その中の一回、なんだか忘れちまったがあいつが午後の紅茶を飲み終わって俺に渡してきた。


「やるよ、俺もうそれいらねぇから」


俺もいらねぇよ馬鹿。殴られてぇのか?


俺はゴミ箱じゃねぇっつーの。


「ほれ」


おい、投げてんじゃねぇ。

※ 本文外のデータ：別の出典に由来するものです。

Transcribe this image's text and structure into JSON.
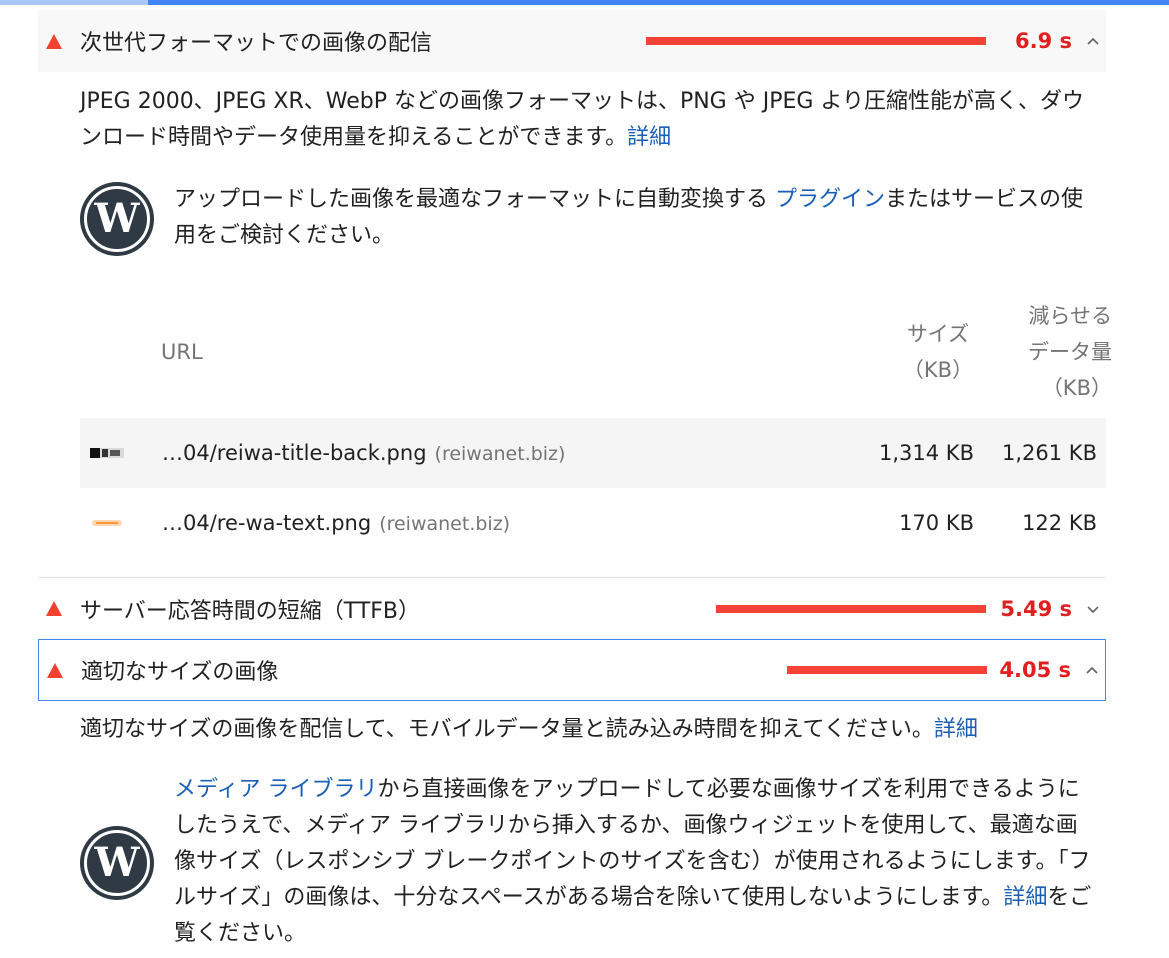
{
  "audits": [
    {
      "title": "次世代フォーマットでの画像の配信",
      "score": "6.9 s",
      "description": "JPEG 2000、JPEG XR、WebP などの画像フォーマットは、PNG や JPEG より圧縮性能が高く、ダウンロード時間やデータ使用量を抑えることができます。",
      "learn_more": "詳細",
      "wp_tip_before": "アップロードした画像を最適なフォーマットに自動変換する ",
      "wp_tip_link": "プラグイン",
      "wp_tip_after": "またはサービスの使用をご検討ください。",
      "table": {
        "col_url": "URL",
        "col_size": "サイズ（KB）",
        "col_saved": "減らせるデータ量（KB）",
        "rows": [
          {
            "url": "…04/reiwa-title-back.png",
            "host": "(reiwanet.biz)",
            "size": "1,314 KB",
            "saved": "1,261 KB"
          },
          {
            "url": "…04/re-wa-text.png",
            "host": "(reiwanet.biz)",
            "size": "170 KB",
            "saved": "122 KB"
          }
        ]
      }
    },
    {
      "title": "サーバー応答時間の短縮（TTFB）",
      "score": "5.49 s"
    },
    {
      "title": "適切なサイズの画像",
      "score": "4.05 s",
      "description": "適切なサイズの画像を配信して、モバイルデータ量と読み込み時間を抑えてください。",
      "learn_more": "詳細",
      "wp_tip_link": "メディア ライブラリ",
      "wp_tip_after": "から直接画像をアップロードして必要な画像サイズを利用できるようにしたうえで、メディア ライブラリから挿入するか、画像ウィジェットを使用して、最適な画像サイズ（レスポンシブ ブレークポイントのサイズを含む）が使用されるようにします。「フルサイズ」の画像は、十分なスペースがある場合を除いて使用しないようにします。",
      "wp_tip_link2": "詳細",
      "wp_tip_end": "をご覧ください。"
    }
  ],
  "colors": {
    "fail": "#f44336",
    "link": "#1a5fb4"
  }
}
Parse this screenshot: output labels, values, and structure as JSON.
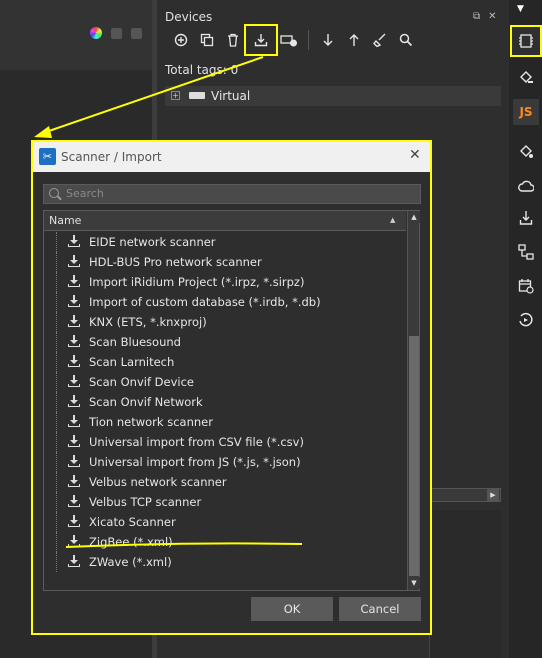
{
  "devices_panel": {
    "title": "Devices",
    "total_tags": "Total tags: 0",
    "tree": [
      {
        "label": "Virtual",
        "expander": "+"
      }
    ],
    "toolbar_icons": [
      "add-icon",
      "duplicate-icon",
      "delete-icon",
      "import-icon",
      "add-device-icon",
      "move-down-icon",
      "move-up-icon",
      "clean-icon",
      "search-icon"
    ]
  },
  "right_sidebar": {
    "icons": [
      "devices-icon",
      "paint-bucket-icon",
      "js-icon",
      "paint-settings-icon",
      "cloud-icon",
      "import-icon",
      "flow-icon",
      "schedule-icon",
      "history-icon"
    ],
    "js_label": "JS"
  },
  "dialog": {
    "title": "Scanner / Import",
    "close_glyph": "✕",
    "search_placeholder": "Search",
    "column_header": "Name",
    "items": [
      "EIDE network scanner",
      "HDL-BUS Pro network scanner",
      "Import iRidium Project (*.irpz, *.sirpz)",
      "Import of custom database (*.irdb, *.db)",
      "KNX (ETS, *.knxproj)",
      "Scan Bluesound",
      "Scan Larnitech",
      "Scan Onvif Device",
      "Scan Onvif Network",
      "Tion network scanner",
      "Universal import from CSV file (*.csv)",
      "Universal import from JS (*.js, *.json)",
      "Velbus network scanner",
      "Velbus TCP scanner",
      "Xicato Scanner",
      "ZigBee (*.xml)",
      "ZWave (*.xml)"
    ],
    "ok_label": "OK",
    "cancel_label": "Cancel"
  },
  "annotations": {
    "highlight_color": "#ffff00"
  }
}
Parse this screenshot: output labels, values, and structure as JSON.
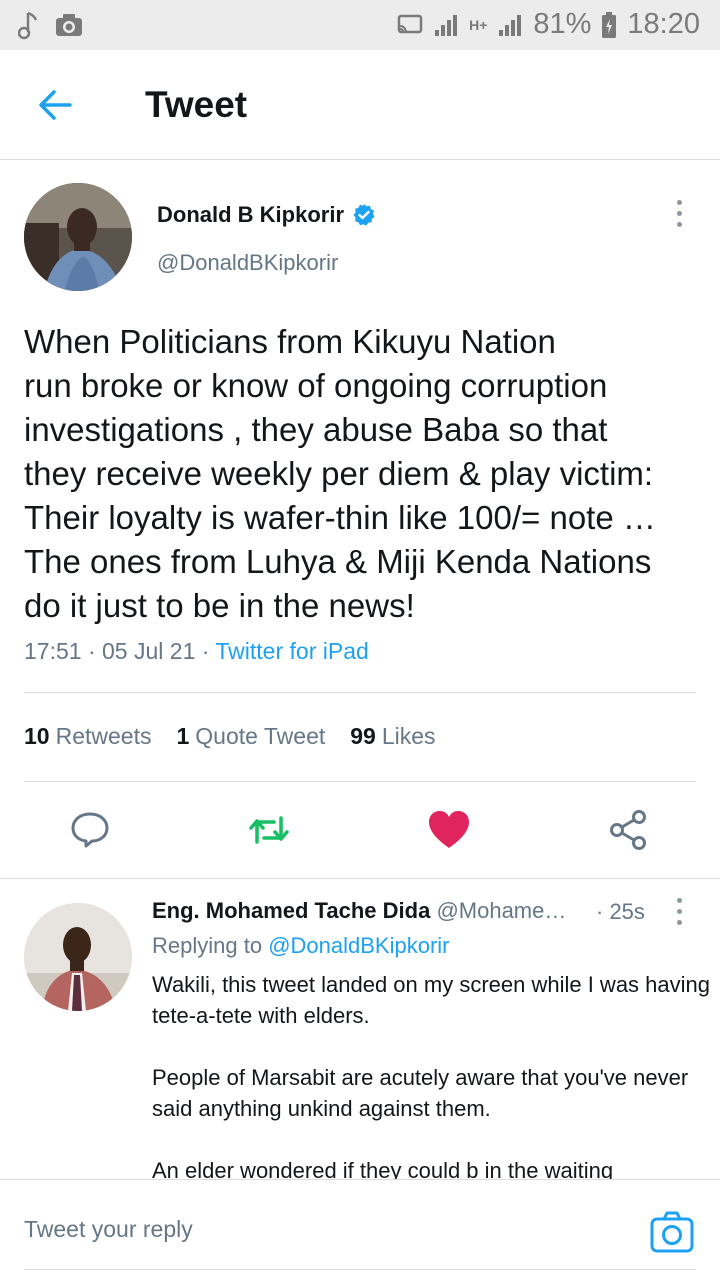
{
  "status_bar": {
    "battery": "81%",
    "time": "18:20",
    "network": "H+"
  },
  "header": {
    "title": "Tweet"
  },
  "tweet": {
    "author_name": "Donald B Kipkorir",
    "author_handle": "@DonaldBKipkorir",
    "text_lines": [
      "When Politicians from Kikuyu Nation",
      "run broke or know of ongoing corruption",
      "investigations , they abuse Baba so that",
      "they receive weekly per diem & play victim:",
      "Their loyalty is wafer-thin like 100/= note …",
      "The ones from Luhya & Miji Kenda Nations",
      "do it just to be in the news!"
    ],
    "time": "17:51",
    "date": "05 Jul 21",
    "source": "Twitter for iPad",
    "retweets_count": "10",
    "retweets_label": "Retweets",
    "quotes_count": "1",
    "quotes_label": "Quote Tweet",
    "likes_count": "99",
    "likes_label": "Likes",
    "colors": {
      "accent": "#1da1f2",
      "retweet": "#17bf63",
      "like": "#e0245e"
    }
  },
  "reply": {
    "author_name": "Eng. Mohamed Tache Dida",
    "author_handle": "@Mohame…",
    "time": "· 25s",
    "replying_label": "Replying to",
    "replying_to": "@DonaldBKipkorir",
    "paragraphs": [
      "Wakili, this tweet landed on my screen while I was having tete-a-tete with elders.",
      "People of Marsabit are acutely aware that you've never said anything unkind against them.",
      "An elder wondered if they could b in the waiting"
    ]
  },
  "composer": {
    "placeholder": "Tweet your reply"
  }
}
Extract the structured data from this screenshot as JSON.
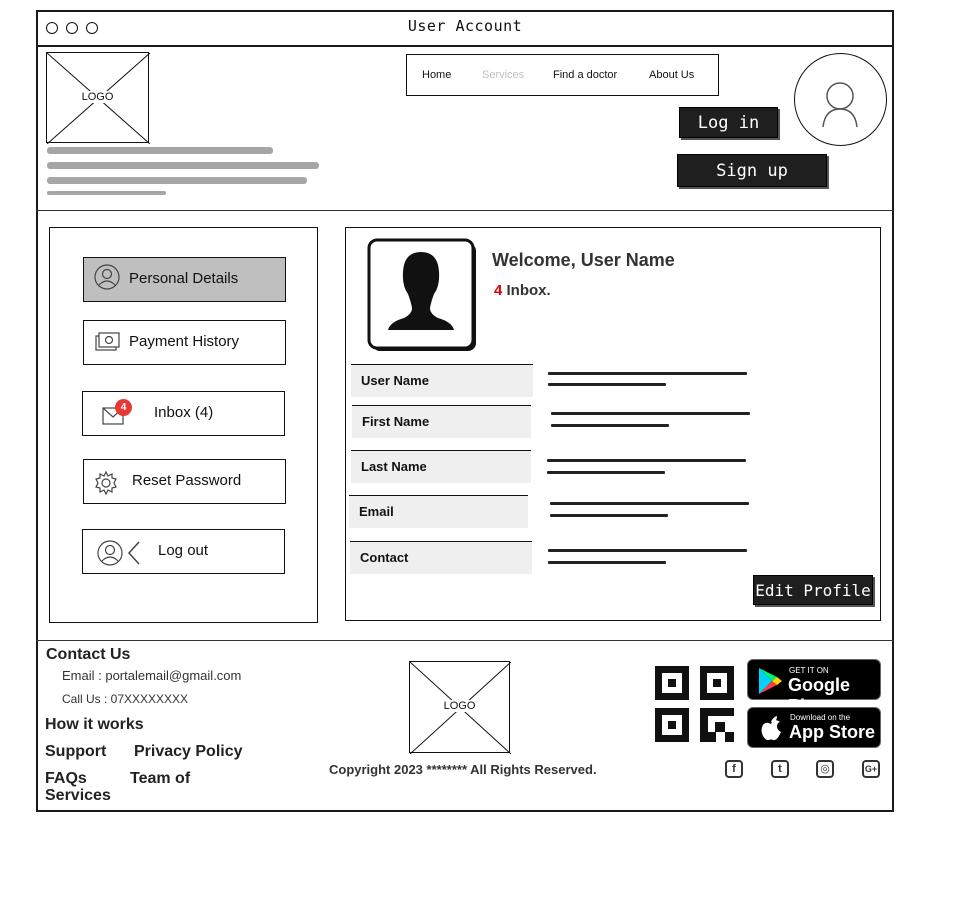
{
  "window": {
    "title": "User Account"
  },
  "header": {
    "logo_label": "LOGO",
    "nav": [
      {
        "label": "Home",
        "state": "normal"
      },
      {
        "label": "Services",
        "state": "disabled"
      },
      {
        "label": "Find a doctor",
        "state": "normal"
      },
      {
        "label": "About Us",
        "state": "normal"
      }
    ],
    "login_label": "Log in",
    "signup_label": "Sign up",
    "avatar_icon": "user-avatar-icon"
  },
  "sidebar": {
    "items": [
      {
        "label": "Personal Details",
        "icon": "user-circle-icon",
        "active": true
      },
      {
        "label": "Payment History",
        "icon": "money-icon",
        "active": false
      },
      {
        "label": "Inbox (4)",
        "icon": "envelope-icon",
        "badge": "4",
        "active": false
      },
      {
        "label": "Reset Password",
        "icon": "gear-icon",
        "active": false
      },
      {
        "label": "Log out",
        "icon": "logout-icon",
        "active": false
      }
    ]
  },
  "profile": {
    "welcome": "Welcome, User Name",
    "inbox_count": "4",
    "inbox_label": "Inbox.",
    "fields": [
      {
        "label": "User Name"
      },
      {
        "label": "First Name"
      },
      {
        "label": "Last Name"
      },
      {
        "label": "Email"
      },
      {
        "label": "Contact"
      }
    ],
    "edit_label": "Edit Profile"
  },
  "footer": {
    "contact_heading": "Contact Us",
    "email": "Email : portalemail@gmail.com",
    "phone": "Call Us : 07XXXXXXXX",
    "links": {
      "how": "How it works",
      "support": "Support",
      "privacy": "Privacy Policy",
      "faqs": "FAQs",
      "team": "Team of",
      "services": "Services"
    },
    "logo_label": "LOGO",
    "copyright": "Copyright 2023 ******** All Rights Reserved.",
    "google_small": "GET IT ON",
    "google_big": "Google Play",
    "apple_small": "Download on the",
    "apple_big": "App Store",
    "social": [
      {
        "icon": "facebook-icon",
        "glyph": "f"
      },
      {
        "icon": "twitter-icon",
        "glyph": "t"
      },
      {
        "icon": "instagram-icon",
        "glyph": "◎"
      },
      {
        "icon": "google-plus-icon",
        "glyph": "G+"
      }
    ]
  },
  "colors": {
    "badge": "#e53935",
    "active_menu": "#bfbfbf",
    "inbox_count": "#e00000"
  }
}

ポイ捨てすんな。


あれ、でも待てこれ、飲んじまえば間接キスじゃねぇk…


いやいやいやそれは俺危ねぇわ


とか自分の中で変な格闘をしながら達哉に空のペットボトルを突き返した。


俺の理性が危なかった1回の経験談。


あれから、達哉のとりまき(例の6人)はしつこいほどに関わってきた。


チビの社、色黒変態の深水、糸目の伊藤、父さん的な慶介、ただのアニメ好きの増田、案外攻撃的な松本君。


こいつらの連係プレーはすげぇ。


ただこいつらの兄ちゃんの達哉は、俺には関わらずに高見の見物。


いいご身分だなコラ。お前のせいで俺は生き辛ぇよ。


親友の舞も違う奴に丁度フラレた頃でネタにされていた。


喋ってんじゃねぇだろうなぁ、と、そっと後ろを振り向く。


授業中は俺よりも後ろだが遠い方ではない。


俺は後ろの奴と喋りてぇんだって、言い訳しながらあいつの方を見る。


横は、サバサバしたカッコいい、バスケが超絶上手い女の子、祐季。


この子に彼氏が居るのは知ってる。


…でも、楽しそうだった。本当に無邪気な顔で笑ってる。


こんな運動音痴で勉強は人並みより毛一本飛び出た位のつまんねぇ俺より、


趣味合う祐季の方が、楽しいよな…


本当に、羨ましかった。


でも、同じ位、俺が見たい顔見させてくれてありがとなって心で祐季に感謝したのも覚えてる。


ばーか、俺の後ろで楽しそうに笑ってんじゃねぇぞ、

翌日。あんだけ話してた達哉が話しかけてこねぇ。


「おい、言いたくて言っただけやから気にすんなよ。明日不自然とか止めろよ」


こう念を押したがめちゃくちゃ分かるんだが?


つか周りの奴ら感づいてんじゃん。馬鹿かてめぇ。


もうすぐ文化祭だってのに。席近ぇってのに馬鹿が。


そう思って授業を受けていた。


英語の時間に後ろの子が、手紙をこっそりと渡してきた。


俺が身辺調査の時に、俺と同じ想いを持ってる、って気付いた子―愛。


「なぁ、優紗元気ないけど、どうしたん?恋愛系?うちも多分同じことで落ち込んでるから辛かったら言ってな」


…こいつも告ったのか。しかも感づいてやがる。


英語の時間が終わった後、あいつが移動教室に行ってから、涙が出た。


愛とその友達、俺の幼馴染の芽衣が来て、言った。


「達哉に告ったん?うちもフラレてん。でもうちはもう吹っ切ったよ。元気出しな」


馬鹿。ほら感づかれてんじゃん。隠すの下手なんだよ…って俺もか。


「…うん、あいつの前では泣かんようにする。ありがとうな。そろそろ行こうか」


元々全部話してあった、美沙と佳織は黙って一緒についていてくれた。


もう一人の相談者は「もう告ったん!?早いなぁ…」と呆れていた。


知り合ってから一ヶ月ですもんねぇ。


俺はフラレた事よりもな、お前にシカトされるほうがショックなんだよ。


と思いながら、寂しさと悔しさを必死で怒りだと思い込んで、それからを過ごした。


それから俺が気にしてない風を装って、話しかけて、話しかけて。


本当の意味でわだかまりが無くなったのは、二ヶ月経ってからだった。